Khand’s case was sent to the single bench after a division bench on December 1 couldn't give a unanimous verdict on whether to continue his judicial custody or release him on bail. A division bench of judges Janak Pandey and Prakash Kharel failed to come to a unanimous decision as the two judges had different opinions.
While Judge Pandey was in favour of releasing him on Rs3 million bail, Kharel stood for upholding the Kathmandu District Court’s decision. “The single bench issued the order in line with Judge Pandey’s opinion,” said Tirtha Raj Bhattarai, the high court spokesperson.
Koirala’s bench has given two reasons for releasing Khand on bail. First, Keshab Dulal, a prime accused in the scam, has categorically denied having given money to Khand. Similarly, a letter written by former home secretary Tek Narayan Pandey to Narendra KC, about the financial dealings in the scam, doesn’t mention Khand. KC, personal assistant to Khand when he was the home minister, was released after posting Rs1 million in bail as per a high court order earlier this month.

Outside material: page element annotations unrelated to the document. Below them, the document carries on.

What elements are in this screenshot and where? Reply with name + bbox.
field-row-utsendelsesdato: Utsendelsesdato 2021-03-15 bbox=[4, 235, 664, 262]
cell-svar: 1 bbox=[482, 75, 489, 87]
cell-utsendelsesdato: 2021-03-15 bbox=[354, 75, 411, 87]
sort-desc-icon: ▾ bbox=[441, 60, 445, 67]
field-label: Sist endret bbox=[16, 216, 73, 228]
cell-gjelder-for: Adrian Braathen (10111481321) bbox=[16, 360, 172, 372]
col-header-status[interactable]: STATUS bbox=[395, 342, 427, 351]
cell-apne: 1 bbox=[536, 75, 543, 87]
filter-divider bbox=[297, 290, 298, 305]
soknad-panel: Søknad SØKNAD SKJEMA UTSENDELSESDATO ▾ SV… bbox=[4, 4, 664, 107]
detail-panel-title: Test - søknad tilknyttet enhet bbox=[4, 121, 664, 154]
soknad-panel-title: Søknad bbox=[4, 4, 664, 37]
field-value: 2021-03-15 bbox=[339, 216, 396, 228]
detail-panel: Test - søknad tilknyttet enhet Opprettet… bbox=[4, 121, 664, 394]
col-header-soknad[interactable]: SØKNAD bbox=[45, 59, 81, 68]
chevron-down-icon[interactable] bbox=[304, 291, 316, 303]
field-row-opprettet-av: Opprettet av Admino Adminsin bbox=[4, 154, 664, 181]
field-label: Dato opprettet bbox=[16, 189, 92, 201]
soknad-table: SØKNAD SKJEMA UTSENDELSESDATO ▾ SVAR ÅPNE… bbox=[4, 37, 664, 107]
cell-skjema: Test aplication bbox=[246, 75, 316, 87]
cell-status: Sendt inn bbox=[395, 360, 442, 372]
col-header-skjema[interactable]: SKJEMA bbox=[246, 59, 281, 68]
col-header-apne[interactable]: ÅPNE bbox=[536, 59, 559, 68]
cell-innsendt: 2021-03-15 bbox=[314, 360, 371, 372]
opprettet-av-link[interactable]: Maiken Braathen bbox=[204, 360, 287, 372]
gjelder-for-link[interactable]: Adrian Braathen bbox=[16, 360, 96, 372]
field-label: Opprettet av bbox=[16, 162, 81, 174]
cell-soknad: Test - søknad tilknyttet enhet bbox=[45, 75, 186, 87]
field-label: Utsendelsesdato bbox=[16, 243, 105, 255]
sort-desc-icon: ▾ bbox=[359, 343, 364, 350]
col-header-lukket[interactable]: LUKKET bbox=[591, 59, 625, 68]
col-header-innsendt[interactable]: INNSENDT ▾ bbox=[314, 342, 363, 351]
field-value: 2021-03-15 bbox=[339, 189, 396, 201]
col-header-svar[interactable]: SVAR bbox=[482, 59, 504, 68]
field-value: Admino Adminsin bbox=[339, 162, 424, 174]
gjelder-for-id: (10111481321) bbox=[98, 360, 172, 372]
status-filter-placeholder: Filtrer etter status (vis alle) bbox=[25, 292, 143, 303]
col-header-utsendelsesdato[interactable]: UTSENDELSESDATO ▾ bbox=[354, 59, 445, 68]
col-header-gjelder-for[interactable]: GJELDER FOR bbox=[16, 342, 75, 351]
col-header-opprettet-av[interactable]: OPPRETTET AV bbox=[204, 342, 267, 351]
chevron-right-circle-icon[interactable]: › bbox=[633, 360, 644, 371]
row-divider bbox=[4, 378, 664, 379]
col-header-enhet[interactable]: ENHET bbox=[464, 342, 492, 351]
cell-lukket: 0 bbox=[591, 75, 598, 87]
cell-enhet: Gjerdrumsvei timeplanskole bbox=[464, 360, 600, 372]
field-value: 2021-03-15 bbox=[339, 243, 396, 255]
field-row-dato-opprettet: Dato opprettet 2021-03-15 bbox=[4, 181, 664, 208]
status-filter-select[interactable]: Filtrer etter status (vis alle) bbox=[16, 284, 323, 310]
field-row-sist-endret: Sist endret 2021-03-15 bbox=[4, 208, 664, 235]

After a days-long hearing, the Kathmandu District Court on June 16 had sent 16 people, including Khand and former deputy prime minister Top Bahadur Rayamajhi, to judicial custody. The district court had issued the order to dispatch 16 of the 18 defendants in the refugee scam to judicial custody.
The accused had challenged the decision in the Patan High Court. After the hearing, the court on December 1 upheld the June 16 decision of the Kathmandu District Court to send nine out of 16 people, including Rayamajhi, to judicial custody in the fake Bhutanese refugee case.
The division bench, however, had ordered the release of others on bail.
Besides Rayamajhi, the bench refused to release Indrajit Rai, adviser to the then home minister Ram Bahadur Thapa, former home secretary Tek Narayan Pandey, Dulal, and former lawmaker Aang Tawa Sherpa of Nepali Congress. Also, middlemen involved in the case—Sanu Bhandari, Sandesh Sharma, Govinda Kumar Chaudhary and Sagar Rai—were denied bail.
The court ordered authorities to release Sandeep Rayamajhi, son of former deputy prime minister Rayamajhi, on a bail of Rs3 million, and Bhutanese refugee leader Tek Nath Rizal, Ram Sharan KC and Hari Bhakta Maharjan on bails of Rs1.5 million each.
Likewise, bail amounts for Narendra KC and Shamsher Miya were fixed at Rs1 million each. On the other hand, Laxmi Maharjan, Ashish Budhathoki, Tanka Kumar Gurung and Keshav Tuladhar have been released without bail.
On May 24, the District Attorney’s Office, Kathmandu had filed criminal cases at the District Court against 30 individuals accused in the scam.
They have been charged with four types of crimes—treason, organised crime, fraud and forgery. The accused have been charge-sheeted for collecting Rs 288.17 million from 115 victims—ranging from Rs150,000 to Rs4.8 million each—by promising to send them to the US as Bhutanese refugees.
In 2019, the then government led by KP Sharma Oli had formed a task force under then joint secretary Bal Krishna Panthi to recommend ways to manage Bhutanese refugees who remained in Nepal after the end of the third-country resettlement programme.
The taskforce submitted a report including 429 Bhutanese refugees who had been left behind. Later, the racketeers, in collusion with some top officials, prepared another report and added hundreds of other people to the list of refugees.
The final hearing on the scam involving dealing of millions of rupees is yet to start in Kathmandu District Court.
Legal experts say bail is a discretion of the court. “Let us not rush into judgement. Releasing Khand on bail doesn’t mean he has gotten a clean cheat,” senior advocate Dinesh Tripathi, chair of the Constitutional Lawyers' Forum, told the Post. “The court is yet to decide whether he is guilty.”